In the global effort to reduce greenhouse gas emissions and combat climate change, the demand for critical minerals is rapidly increasing. Essential elements like lithium, cobalt, and graphite are vital for the production of electric vehicle batteries, wind turbines, solar panels, and other low-carbon technologies that are transforming the world's energy systems.
While terrestrial mining of these materials is already in progress, the soaring demand is prompting interest in the vast metal ore deposits found on the ocean floor, spanning millions of square kilometers.
What is Deep-Sea Mining and How is it Conducted?
Deep-sea mining targets valuable mineral deposits located on the ocean floor, often hundreds or even thousands of meters below the surface. These depths, home to a diverse array of marine life, also harbor significant reserves of copper, cobalt, nickel, zinc, silver, gold, and rare earth elements. These materials are essential for building zero-carbon energy components and other advanced technologies but are challenging to source.

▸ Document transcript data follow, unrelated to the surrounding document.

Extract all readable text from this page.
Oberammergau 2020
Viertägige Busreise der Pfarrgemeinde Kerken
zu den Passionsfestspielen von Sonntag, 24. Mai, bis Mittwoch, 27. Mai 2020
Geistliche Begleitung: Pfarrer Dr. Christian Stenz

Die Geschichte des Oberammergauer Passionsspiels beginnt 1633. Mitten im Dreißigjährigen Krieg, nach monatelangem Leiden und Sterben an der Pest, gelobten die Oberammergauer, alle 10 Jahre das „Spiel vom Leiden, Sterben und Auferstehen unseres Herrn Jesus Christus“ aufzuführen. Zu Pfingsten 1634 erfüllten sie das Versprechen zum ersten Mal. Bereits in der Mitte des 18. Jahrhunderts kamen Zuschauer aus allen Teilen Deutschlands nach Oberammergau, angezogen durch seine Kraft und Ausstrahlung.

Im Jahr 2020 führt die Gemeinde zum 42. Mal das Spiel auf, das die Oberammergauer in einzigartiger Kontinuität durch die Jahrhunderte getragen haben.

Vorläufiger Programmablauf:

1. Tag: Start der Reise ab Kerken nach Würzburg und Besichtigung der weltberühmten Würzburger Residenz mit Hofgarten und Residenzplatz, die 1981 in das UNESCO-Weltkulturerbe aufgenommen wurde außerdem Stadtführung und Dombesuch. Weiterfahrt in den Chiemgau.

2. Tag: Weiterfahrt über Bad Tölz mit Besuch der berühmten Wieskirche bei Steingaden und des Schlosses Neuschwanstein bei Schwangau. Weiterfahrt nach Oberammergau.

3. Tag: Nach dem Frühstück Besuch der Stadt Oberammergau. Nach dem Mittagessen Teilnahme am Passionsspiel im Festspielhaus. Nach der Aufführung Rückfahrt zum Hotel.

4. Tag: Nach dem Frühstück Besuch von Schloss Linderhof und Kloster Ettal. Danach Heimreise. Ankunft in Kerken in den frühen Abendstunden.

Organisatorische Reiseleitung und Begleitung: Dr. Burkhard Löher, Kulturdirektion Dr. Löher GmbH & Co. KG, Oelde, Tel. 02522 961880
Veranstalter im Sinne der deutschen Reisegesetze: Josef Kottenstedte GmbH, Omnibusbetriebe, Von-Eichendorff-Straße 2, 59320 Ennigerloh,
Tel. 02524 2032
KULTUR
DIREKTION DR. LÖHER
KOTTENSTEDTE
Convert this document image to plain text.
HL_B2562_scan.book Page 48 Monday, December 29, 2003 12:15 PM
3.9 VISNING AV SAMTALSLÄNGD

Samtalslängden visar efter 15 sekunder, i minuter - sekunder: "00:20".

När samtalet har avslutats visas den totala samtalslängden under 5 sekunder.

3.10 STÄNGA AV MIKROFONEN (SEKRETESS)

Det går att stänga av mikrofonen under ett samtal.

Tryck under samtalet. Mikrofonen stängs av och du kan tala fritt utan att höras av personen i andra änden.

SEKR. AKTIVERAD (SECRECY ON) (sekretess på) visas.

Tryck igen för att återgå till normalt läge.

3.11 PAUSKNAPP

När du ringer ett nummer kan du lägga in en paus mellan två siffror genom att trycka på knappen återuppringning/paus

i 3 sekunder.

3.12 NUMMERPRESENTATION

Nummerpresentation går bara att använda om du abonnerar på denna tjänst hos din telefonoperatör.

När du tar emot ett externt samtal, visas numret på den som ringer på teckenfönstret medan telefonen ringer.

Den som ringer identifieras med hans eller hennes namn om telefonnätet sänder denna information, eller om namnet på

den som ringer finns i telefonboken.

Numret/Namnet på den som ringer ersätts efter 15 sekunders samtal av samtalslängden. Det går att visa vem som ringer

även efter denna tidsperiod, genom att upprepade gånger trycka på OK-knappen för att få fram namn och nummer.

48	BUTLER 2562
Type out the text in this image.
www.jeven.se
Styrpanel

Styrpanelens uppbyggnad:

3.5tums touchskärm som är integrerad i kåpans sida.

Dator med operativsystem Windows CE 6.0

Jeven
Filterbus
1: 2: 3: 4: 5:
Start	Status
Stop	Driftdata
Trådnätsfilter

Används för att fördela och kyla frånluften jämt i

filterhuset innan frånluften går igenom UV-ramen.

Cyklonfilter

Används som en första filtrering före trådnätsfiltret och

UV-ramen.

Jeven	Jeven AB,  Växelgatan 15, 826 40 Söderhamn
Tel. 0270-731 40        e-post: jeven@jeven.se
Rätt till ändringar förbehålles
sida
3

In the deep sea, these minerals are found in slow-forming, potato-sized polymetallic nodules, as well as in polymetallic sulphides (large deposits composed of sulfur compounds and other metals that form around hydrothermal vents) and metal-rich crusts on underwater mountains (seamounts). While commercial interest in these minerals has existed for decades, recent technological advancements have enabled the deployment of specialized vehicles to harvest these deposits from the seafloor.
Polymetallic nodules
Polymetallic nodules cover vast areas of the ocean floor. They are more abundant in areas off the west coast of Mexico in the Pacific (known as the Clarion-Clipperton Fracture Zone), the Central Indian Ocean Basin, and the Peru basin. They primarily consist of precipitated iron oxyhydroxides and manganese oxides, onto which metals such as nickel, cobalt, copper, titanium and rare earth elements sorb. The enormous tonnage of nodules on the seabed, and the immense quantities of critical metals that they contain, have made them a target for future mining operations.
For polymetallic nodules, which are currently the primary focus of deep-sea mining, specialized mining vehicles would collect mineral deposits from the seabed surface, akin to a tractor plowing a field. These vehicles would gather both the nodules and the top layers of sediment. The collected materials would then be transported via a pipeline to a surface vessel for processing. Any waste, including sediments and organic materials, would be returned to the water column.
Unlike land-based ores, nodules do not contain toxic levels of heavy elements. Producing metals from nodules allows us to utilize nearly 100% of the nodule mass and design a metallurgical process that generates no tailings and leaves almost no solid waste.
Using nodules to create EV batteries is expected to reduce CO2 equivalent emissions by an average of 90% compared to using ores from land-based mines. Additionally, nodule exploitation avoids disrupting Indigenous communities, prevents deforestation, and eliminates child labor during the mining phase.